It Took a Tree for Me to Love but the Crookedness in Thee

Although it’s difficult to hunt out a straight line in nature, the trunks of trees come close.  We rely on their strength, their integrity, their closeness to the heavens as they grow like our elders in the forest or the backyard, carrying the wisdom and the witness of many seasons more than we have seen.  In reliance upon their steadfast straightness, breaking the winds of thousands of miles and moderating the harshness of winter and of sun, we bask in their patient loyalty to the same plot of ground.  And so the soil remains in their fingers, and there are no deserts here in the mountains.

While walking through the forests of Glacier National Park in northernmost Montana, I did see an aspen which grew like the pee-trap underneath your kitchen sink.  It went straight up, then made a U-turn down to the ground, then pulled another U toward the sky, where it finished.  It seemed to suffer none from its twisted journey.

How many of us are like that, on the inside if not on the outside?  And how many people do I avoid because they’re “like that?”  Yet this twisted aspen shared the same roots as the other aspens.  It could take carbon dioxide and water and make it into sugar and oxygen just like every other tree on earth.

I walked around it.  It seemed healthy.  Wasn’t sin that made it grow such.  Maybe someone stepped on it when it was a sapling.  Or it was coded in the seed itself.  No matter.  It was still in all respects a tree.  The sun didn’t refuse to shine on it.  The raindrops didn’t dodge it, and the soil didn’t withhold its minerals.  Yet how many U-shaped people fail to receive the nutrients of human love because of their U-shaped minds or their U-shaped bodies or U-shaped pasts?  And how many of us are U-shaped inside, but conceal it, and deprive ourselves of the love we need because the shape of the thing inside us appears to us like a U when we think it should be an I.  And maybe everyone runs around pretending to be straight-trunked when inside they know they’re U-shaped.  And the conspiracy is that few of us are willing to exteriorize our inner shapes, so most of us end up feeling terminally unique but won’t dare show the shape inside.  So the masquerade parades on.  We all enter into an agreement of pretending.  And if we can’t take those inner U-turns out and look at them, we can’t begin to love twistedness.

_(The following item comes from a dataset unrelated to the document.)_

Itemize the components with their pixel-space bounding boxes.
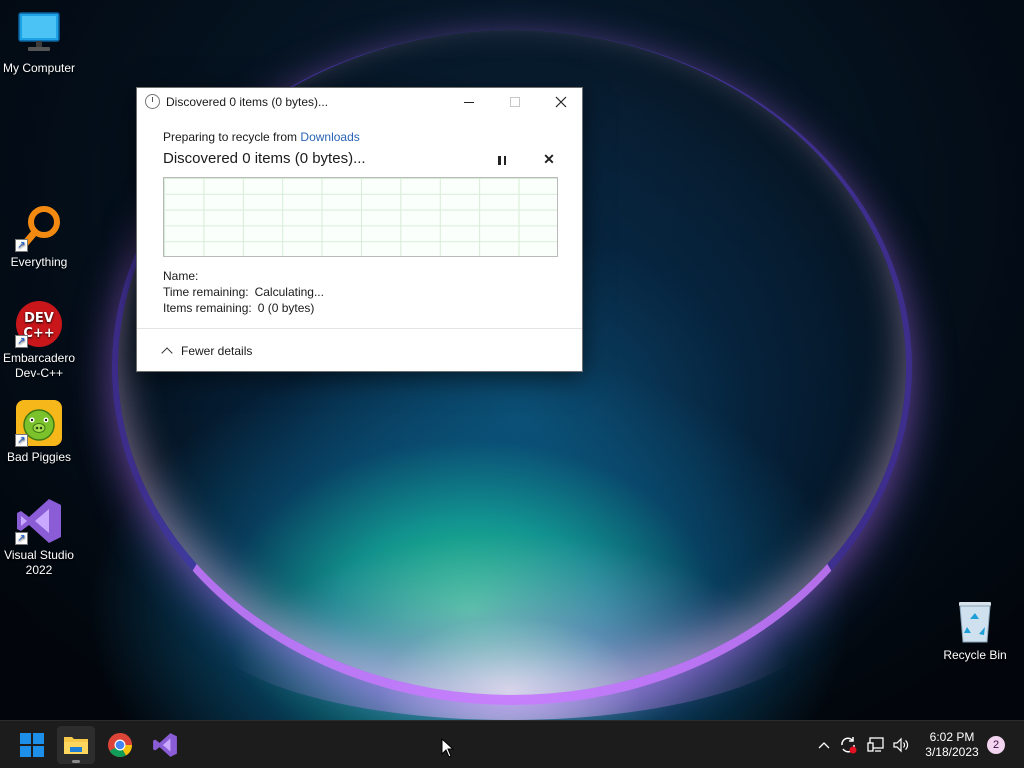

Love is the most indiscriminate, bountiful, generously bestowed commodity in all the Universe.  It is the only commodity in all the Universe.  It is the Universe.  It’s been given me freely.  It delights in the horribly abnormal, and breathes Its sweet breathe freely on the twisted trees.  It revels in crookedness, else all forests would be gatherings of obelisks.  What an example for me, to love but the crookedness in thee.